A formação o clínico – como a do escritor – exige, inicialmente, um mergulho na tradição. Se, como diz Vargas Llosa nas Cartas, é necessário que o escritor leia e conheça os clássicos da literatura para poder “construir o seu talento” (p.21) e desenvolver seu estilo, o clínico deve estudar profundamente aqueles que construíram os pilares da psicanálise. O segundo passo para a formação do clínico é a sua própria clínica, lugar por excelência em que poderá ultrapassar os discursos tradicionais e construir seu próprio discurso, baseado em sua experiência e pesquisa. Clinicar seria, para o clínico, a possibilidade de construir uma linguagem, um universo simbólico representativo de sua própria existência.

Conclusão

Ainda segundo Berlinck, o principal obstáculo psíquico à formação – seja de um escritor, monge ou clínico -, é a indolência. Pecado promovido pela acídia (ou acédia), um demônio que ataca com distrações, desvia a atenção e impede a ação, esse demônio do meio dia, – que se opõe à perseverança -, possui longa tradição na religião medieval e constitui um dos pecados capitais: o pecado da indolência.

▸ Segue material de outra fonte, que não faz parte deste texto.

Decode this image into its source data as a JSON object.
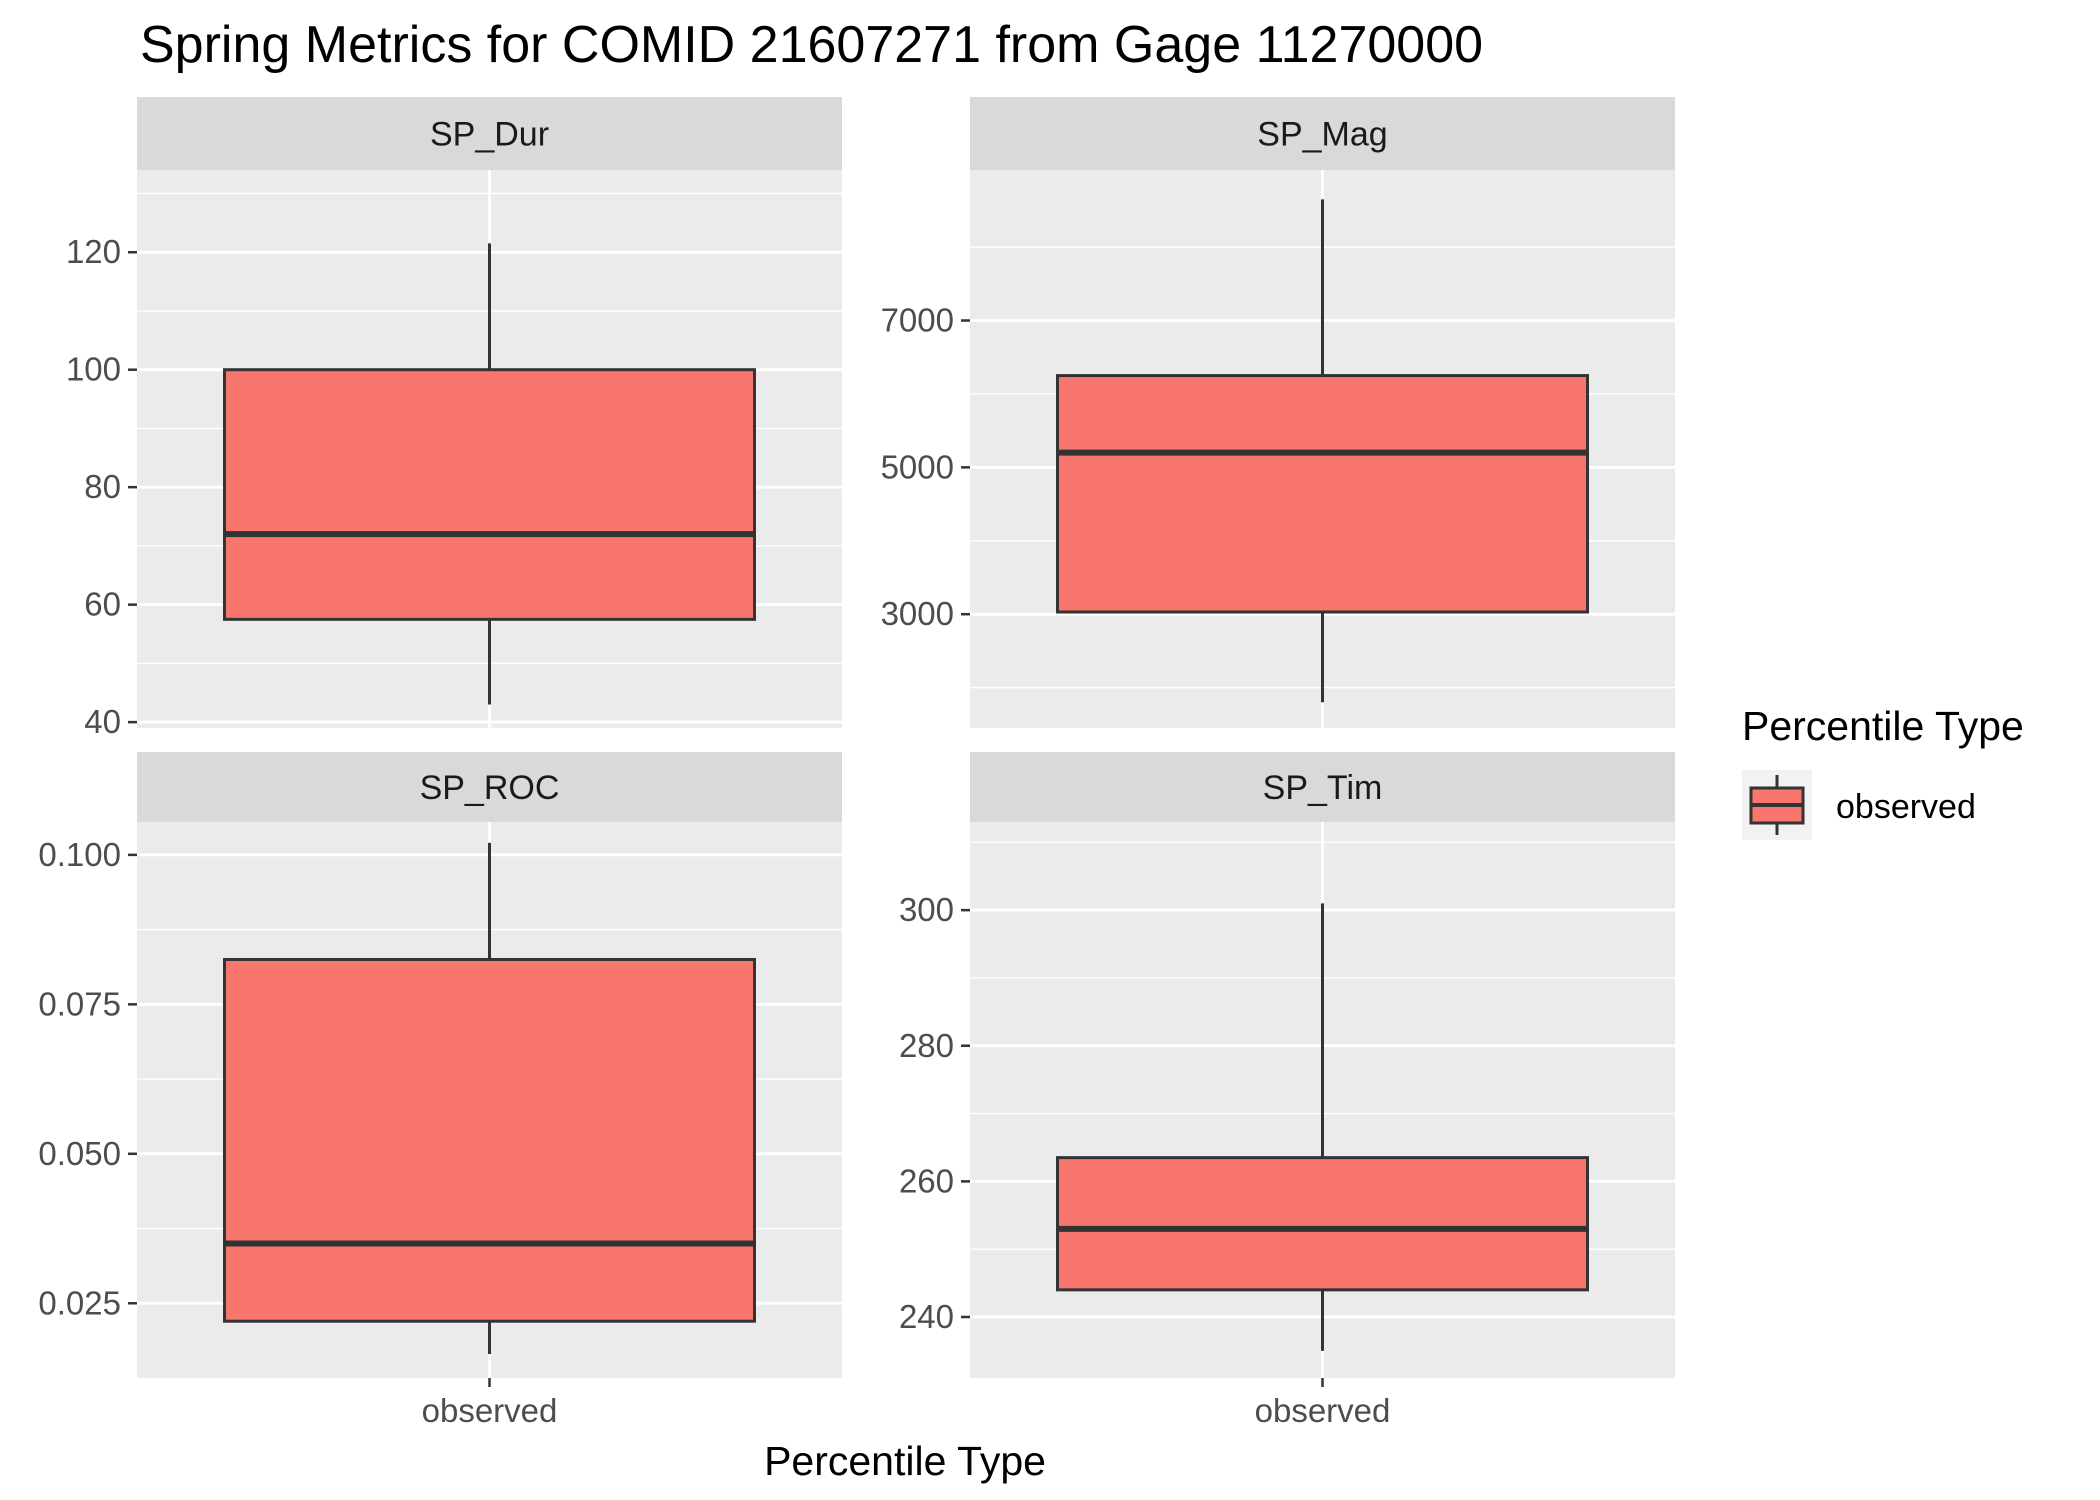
{
  "chart_data": {
    "type": "boxplot",
    "title": "Spring Metrics for COMID 21607271 from Gage 11270000",
    "xlabel": "Percentile Type",
    "categories": [
      "observed"
    ],
    "legend": {
      "title": "Percentile Type",
      "placement": "right",
      "entries": [
        {
          "name": "observed",
          "color": "#F8766D"
        }
      ]
    },
    "colors": {
      "box_fill": "#F8766D",
      "panel_bg": "#EBEBEB",
      "strip_bg": "#D9D9D9",
      "grid": "#FFFFFF",
      "box_line": "#333333"
    },
    "panels": [
      {
        "name": "SP_Dur",
        "ylim": [
          39,
          134
        ],
        "yticks": [
          40,
          60,
          80,
          100,
          120
        ],
        "tick_labels": [
          "40",
          "60",
          "80",
          "100",
          "120"
        ],
        "ytick_minor": [
          50,
          70,
          90,
          110,
          130
        ],
        "box": {
          "lower_whisker": 43,
          "q1": 57.5,
          "median": 72,
          "q3": 100,
          "upper_whisker": 121.5
        }
      },
      {
        "name": "SP_Mag",
        "ylim": [
          1450,
          9050
        ],
        "yticks": [
          3000,
          5000,
          7000
        ],
        "tick_labels": [
          "3000",
          "5000",
          "7000"
        ],
        "ytick_minor": [
          2000,
          4000,
          6000,
          8000
        ],
        "box": {
          "lower_whisker": 1800,
          "q1": 3030,
          "median": 5200,
          "q3": 6250,
          "upper_whisker": 8650
        }
      },
      {
        "name": "SP_ROC",
        "ylim": [
          0.0125,
          0.1055
        ],
        "yticks": [
          0.025,
          0.05,
          0.075,
          0.1
        ],
        "tick_labels": [
          "0.025",
          "0.050",
          "0.075",
          "0.100"
        ],
        "ytick_minor": [
          0.0375,
          0.0625,
          0.0875
        ],
        "box": {
          "lower_whisker": 0.0165,
          "q1": 0.022,
          "median": 0.035,
          "q3": 0.0825,
          "upper_whisker": 0.102
        }
      },
      {
        "name": "SP_Tim",
        "ylim": [
          231,
          313
        ],
        "yticks": [
          240,
          260,
          280,
          300
        ],
        "tick_labels": [
          "240",
          "260",
          "280",
          "300"
        ],
        "ytick_minor": [
          250,
          270,
          290,
          310
        ],
        "box": {
          "lower_whisker": 235,
          "q1": 244,
          "median": 253,
          "q3": 263.5,
          "upper_whisker": 301
        }
      }
    ]
  }
}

A única saída para escapar da acídia é a obsessão. É, como diz Vargas Llosa, “assumir sua vocação como um cruzado, entregando-se a ela dia e noite, com uma convicção fanática, exigindo-se até extremos indizíveis.” A recompensa é o prazer de ter respondido e correspondido a um chamado de origem obscura, nascido de algum ponto perdido da memória.

Notas
(1) Setti, R. Conversas com Vargas Lhosa – 2. ed – São Paulo: Panda Books, 2011.

(2) Lhosa, M. V. Cartas a um joven novelista. México: Santillana Ediciones generales, 2011.

(3) Luchetti, D. Ascesa spirituale e misticismo di Santa Veronica Giuliani. Cittá di Castello: Centro Studi S. Veronica Giuliani, 1983.

(4) Berlinck, M. T. Pensamento freudiano III. O método clínico: observação e natureza III – Curso ministrado na PUC – São Paulo: Programa Psicologia Clínica, 2º. Semestre de 2011.